What’s going on with evangelical and Catholic GOP voters
The political buzz this week has focused on Mitt Romney’s victory in Tuesday’s New Hampshire primary, following his incredibly close win in last week’s Iowa caucuses. Romney is the first non-incumbent Republican candidate in modern history to win both Iowa and New Hampshire’s nominating contests, fueling widespread speculation that the GOP nomination is solidly within his grasp.
Evangelical voters, an oft-discussed constituency in the Iowa caucuses (who went largely for Rick Santorum last week), are also part of the mix in the New Hampshire primary. The overall New Hampshire voter base tends to be more moderate than in Iowa and Santorum fared significantly worse in New Hampshire, garnering just over 9% of the vote. Romney handily won in New Hampshire and even did well among evangelical voters, who have been perceived as less supportive of his candidacy either for theological or ideological reasons. (Romney’s performance among evangelical voters in New Hampshire was comparable to Santorum’s performance among evangelicals in Iowa.)
Catholic Republican primary voters in New Hampshire also voted for Romney; 45% of Catholic primary voters supported Mitt Romney on Tuesday. Despite Santorum’s Catholicism, he didn’t manage to pick up significant Catholic support from Romney, even given his momentum coming out of Iowa and his far-right views on social issues. As David Gibson at Religion News Service hypothesizes, Santorum may actually be the most “evangelical” candidate in his rhetoric and beliefs, even though he’s a practicing Catholic. Gibson writes:
Santorum’s religious rhetoric is just as important in cultivating his evangelical appeal, and that is something new for Catholic politicians.
He has “an evangelical style,” [Deal] Hudson notes, which can be seen in his references to home-schooling his children, his support for teaching creationism in public schools, and his regular testimony about his personal relationship with Jesus. (Santorum adds that the U.S. needs to have “a Jesus candidate.”)

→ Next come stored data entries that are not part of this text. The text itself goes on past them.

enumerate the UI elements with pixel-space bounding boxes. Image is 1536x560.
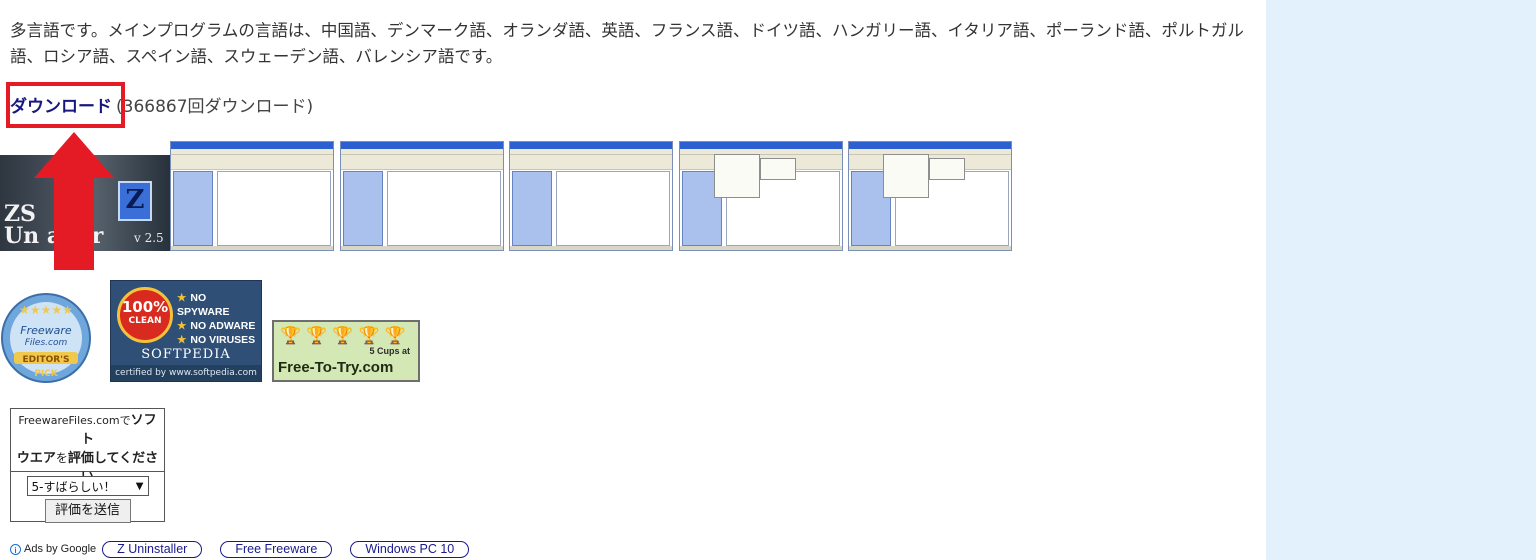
- rating-select[interactable]: 5-すばらしい！ ▼: [26, 476, 149, 496]
- download-count: (366867回ダウンロード): [116, 97, 314, 117]
- submit-rating-button[interactable]: 評価を送信: [44, 499, 131, 523]
- screenshot-thumbnail[interactable]: [509, 141, 673, 251]
- freewarefiles-editors-pick-badge[interactable]: ★★★★★ Freeware Files.com EDITOR'S PICK: [0, 292, 92, 384]
- svg-text:★★★★★: ★★★★★: [19, 303, 73, 317]
- rating-widget: FreewareFiles.comでソフト ウエアを評価してくださ い 5-すば…: [10, 408, 165, 523]
- right-sidebar-panel: [1266, 0, 1536, 560]
- softpedia-claim: NO VIRUSES: [190, 334, 256, 346]
- screenshot-thumbnail[interactable]: [340, 141, 504, 251]
- trophy-cups-icon: 🏆🏆🏆🏆🏆: [280, 326, 411, 345]
- languages-description: 多言語です。メインプログラムの言語は、中国語、デンマーク語、オランダ語、英語、フ…: [10, 21, 1244, 66]
- softpedia-claims: ★ NO SPYWARE ★ NO ADWARE ★ NO VIRUSES: [177, 291, 261, 347]
- ad-link[interactable]: Z Uninstaller: [102, 540, 203, 558]
- window-list: [217, 171, 331, 246]
- info-icon[interactable]: i: [10, 543, 21, 555]
- ads-by-google-row: i Ads by Google Z Uninstaller Free Freew…: [10, 540, 487, 558]
- free-to-try-badge[interactable]: 🏆🏆🏆🏆🏆 5 Cups at Free-To-Try.com: [272, 320, 420, 382]
- star-icon: ★: [177, 320, 187, 332]
- window-toolbar: [341, 155, 503, 170]
- ad-link[interactable]: Free Freeware: [220, 540, 333, 558]
- screenshot-thumbnail[interactable]: [848, 141, 1012, 251]
- window-context-menu: [883, 154, 929, 198]
- softpedia-clean-badge[interactable]: 100% CLEAN ★ NO SPYWARE ★ NO ADWARE ★ NO VI…: [110, 280, 262, 382]
- screenshot-thumbnail[interactable]: [170, 141, 334, 251]
- rating-divider: [11, 471, 164, 472]
- star-icon: ★: [177, 334, 187, 346]
- window-sidebar: [343, 171, 383, 246]
- rating-title-particle: を: [55, 451, 68, 465]
- free-to-try-cups-label: 5 Cups at: [369, 346, 410, 356]
- ad-link[interactable]: Windows PC 10: [350, 540, 470, 558]
- arrow-up-icon: [34, 132, 114, 270]
- splash-version: v 2.5: [134, 231, 164, 245]
- window-context-menu: [714, 154, 760, 198]
- free-to-try-name: Free-To-Try.com: [278, 359, 394, 376]
- window-statusbar: [510, 246, 672, 250]
- splash-logo: Z: [118, 181, 152, 221]
- window-statusbar: [849, 246, 1011, 250]
- window-toolbar: [510, 155, 672, 170]
- rating-title-bold: ウエア: [16, 451, 56, 466]
- download-highlight-box: [6, 82, 125, 128]
- screenshot-thumbnail[interactable]: [679, 141, 843, 251]
- window-titlebar: [510, 142, 672, 149]
- window-sidebar: [173, 171, 213, 246]
- freeware-badge-line2: Files.com: [25, 338, 68, 348]
- softpedia-name: SOFTPEDIA: [141, 347, 231, 362]
- rating-site: FreewareFiles.comで: [18, 414, 131, 427]
- softpedia-claim: NO ADWARE: [190, 320, 256, 332]
- window-list: [556, 171, 670, 246]
- window-statusbar: [680, 246, 842, 250]
- freeware-badge-line1: Freeware: [20, 324, 72, 337]
- window-titlebar: [341, 142, 503, 149]
- rating-title-bold: 評価してくださ: [67, 451, 159, 466]
- softpedia-percent: 100%: [121, 298, 169, 316]
- rating-title: FreewareFiles.comでソフト ウエアを評価してくださ い: [11, 409, 164, 485]
- window-titlebar: [849, 142, 1011, 149]
- window-toolbar: [171, 155, 333, 170]
- window-statusbar: [171, 246, 333, 250]
- freeware-badge-line4: PICK: [34, 369, 59, 379]
- softpedia-clean-seal: 100% CLEAN: [117, 287, 173, 343]
- window-list: [387, 171, 501, 246]
- window-sidebar: [512, 171, 552, 246]
- ads-label: Ads by Google: [24, 543, 97, 555]
- rating-selected-value: 5-すばらしい！: [31, 479, 116, 494]
- window-submenu: [929, 158, 965, 180]
- freeware-badge-line3: EDITOR'S: [23, 355, 70, 365]
- chevron-down-icon: ▼: [135, 480, 144, 492]
- window-titlebar: [171, 142, 333, 149]
- softpedia-clean-label: CLEAN: [128, 316, 162, 326]
- softpedia-certified: certified by www.softpedia.com: [111, 365, 261, 381]
- window-titlebar: [680, 142, 842, 149]
- window-submenu: [760, 158, 796, 180]
- star-icon: ★: [177, 292, 187, 304]
- window-statusbar: [341, 246, 503, 250]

Santorum seems like an appealing choice to socially and theologically conservative evangelical voters who find Romney unpalatable. According to Elizabeth Dias at TIME and other reports, some evangelicals are rallying this weekend to try to come to a consensus about which candidate to back in an attempt to unseat Romney as the GOP front-runner, and Santorum is their most likely pick.
Now, all eyes turn to South Carolina, where the nation’s third Republican primary contest will happen on January 21. As Tobin Grant at Christianity Today puts it,
Because evangelicals made up only one-quarter of the primary voters in New Hampshire, their influence is smaller than in Iowa or in this Saturday’s primary in South Carolina. Still, if Romney had done as poorly with evangelicals as he did in Iowa, his margin of victory could have slipped into the single digits. This weekend, a strong showing among evangelicals could mean the difference between a win or a loss in South Carolina.
Romney is polling better in South Carolina than he ever has before, and having the endorsement of popular Tea Party governor Nikki Haley can’t hurt. The newest TIME/CNN/ORC poll has Romney leading but shows a significant surge from Santorum. If Romney wins by a significant margin, it seems very unlikely any other Republican candidates can continue to challenge him for the nomination. If Santorum manages to pull off an upset though, it could keep things interesting in the ongoing GOP primary fight. We’ll be watching!